Tip of the Day: Avoiding Common PIN Patterns in Windows Hello

Today's tip...

Have you ever encountered the following warning when creating a new PIN for Windows Hello? If so, have you ever wondered what logic is used to distinguish a "common PIN pattern"?

Common number patterns are PINs that have the same difference between multiple digits in the PIN. For example, in 123456 the difference between the adjacent number is 1 in all cases, so it's blocked.

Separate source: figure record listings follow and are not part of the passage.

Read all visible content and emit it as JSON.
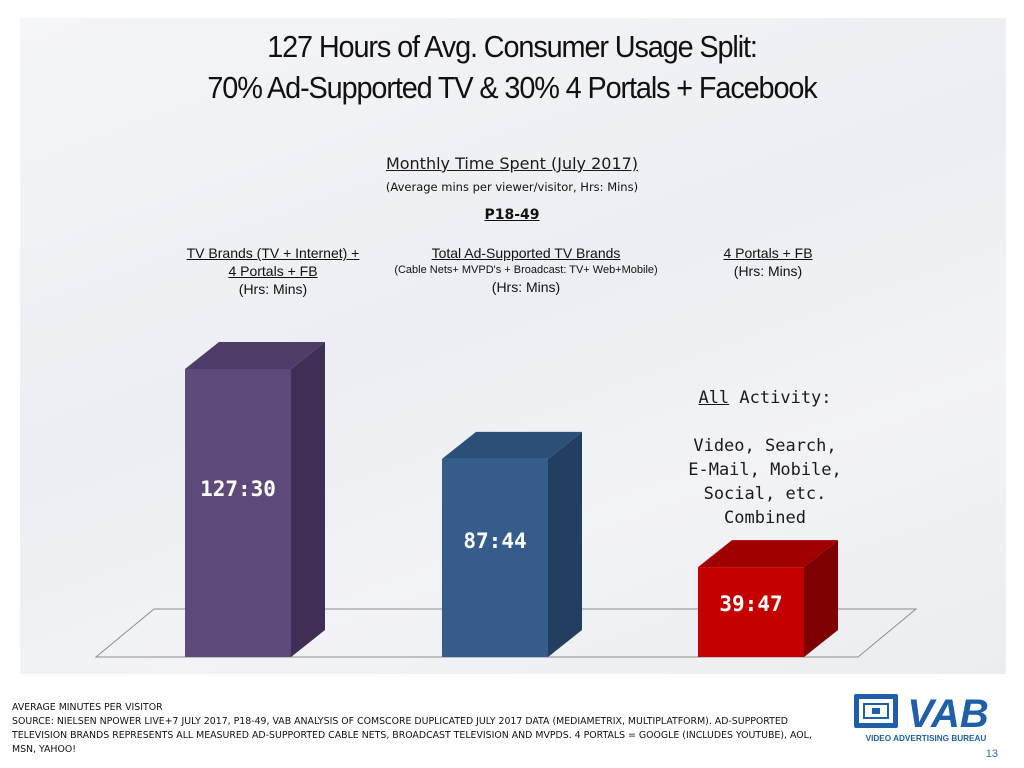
{
  "header": {
    "title_line1": "127 Hours of Avg. Consumer Usage Split:",
    "title_line2": "70% Ad-Supported TV & 30% 4 Portals + Facebook"
  },
  "chart_data": {
    "type": "bar",
    "title": "Monthly Time Spent (July 2017)",
    "subtitle": "(Average mins per viewer/visitor, Hrs: Mins)",
    "demo": "P18-49",
    "categories": [
      {
        "line1": "TV Brands (TV + Internet) +",
        "line2": "4 Portals + FB",
        "line3": "(Hrs: Mins)"
      },
      {
        "line1": "Total Ad-Supported TV Brands",
        "line2": "(Cable  Nets+ MVPD's + Broadcast: TV+ Web+Mobile)",
        "line3": "(Hrs: Mins)"
      },
      {
        "line1": "4 Portals + FB",
        "line2": "(Hrs: Mins)",
        "line3": ""
      }
    ],
    "values": [
      127.5,
      87.733,
      39.783
    ],
    "value_labels": [
      "127:30",
      "87:44",
      "39:47"
    ],
    "ylim": [
      0,
      127.5
    ],
    "grid": false,
    "colors": [
      {
        "front": "#5e4a7a",
        "side": "#3f2f57",
        "top": "#4e3c68"
      },
      {
        "front": "#355d8c",
        "side": "#223f62",
        "top": "#2c4f78"
      },
      {
        "front": "#c40000",
        "side": "#7e0000",
        "top": "#a00000"
      }
    ]
  },
  "annotation": {
    "line1_underlined": "All",
    "line1_rest": " Activity:",
    "line2": "Video, Search,",
    "line3": "E-Mail, Mobile,",
    "line4": "Social, etc.",
    "line5": "Combined"
  },
  "footer": {
    "line1": "AVERAGE MINUTES PER VISITOR",
    "line2": "SOURCE: NIELSEN NPOWER LIVE+7 JULY 2017, P18-49, VAB ANALYSIS OF COMSCORE DUPLICATED JULY 2017 DATA (MEDIAMETRIX, MULTIPLATFORM).  AD-SUPPORTED TELEVISION BRANDS REPRESENTS ALL MEASURED AD-SUPPORTED CABLE NETS, BROADCAST TELEVISION AND MVPDS.  4 PORTALS = GOOGLE (INCLUDES YOUTUBE), AOL, MSN, YAHOO!"
  },
  "logo": {
    "wordmark": "VAB",
    "tagline": "VIDEO ADVERTISING BUREAU",
    "color": "#1f5fa8"
  },
  "page_number": "13"
}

In a nutshell, a simple PIN algorithm is used to look for and disallow any PIN that has a constant delta from one digit to the next.  This prevents repeating numbers, sequential numbers and simple patterns.

So, for example:

  • 1111 has a constant delta of 0, so it is not allowed
  • 1234 has a constant delta of 1, so it is not allowed
  • 1357 has a constant delta of 2, so it is not allowed
  • 9630 has a constant delta of -3, so it is not allowed
  • 1431 does not have a constant delta, so it is okay
  • 1593 does not have a constant delta, so it is okay

Consider the following numbers?

  • 1113
  • 99875

They both contain a constant delta, but only within a subset of the complete interval. As the algorithms only look for a constant delta across all intervals, both of these PINs would be acceptable.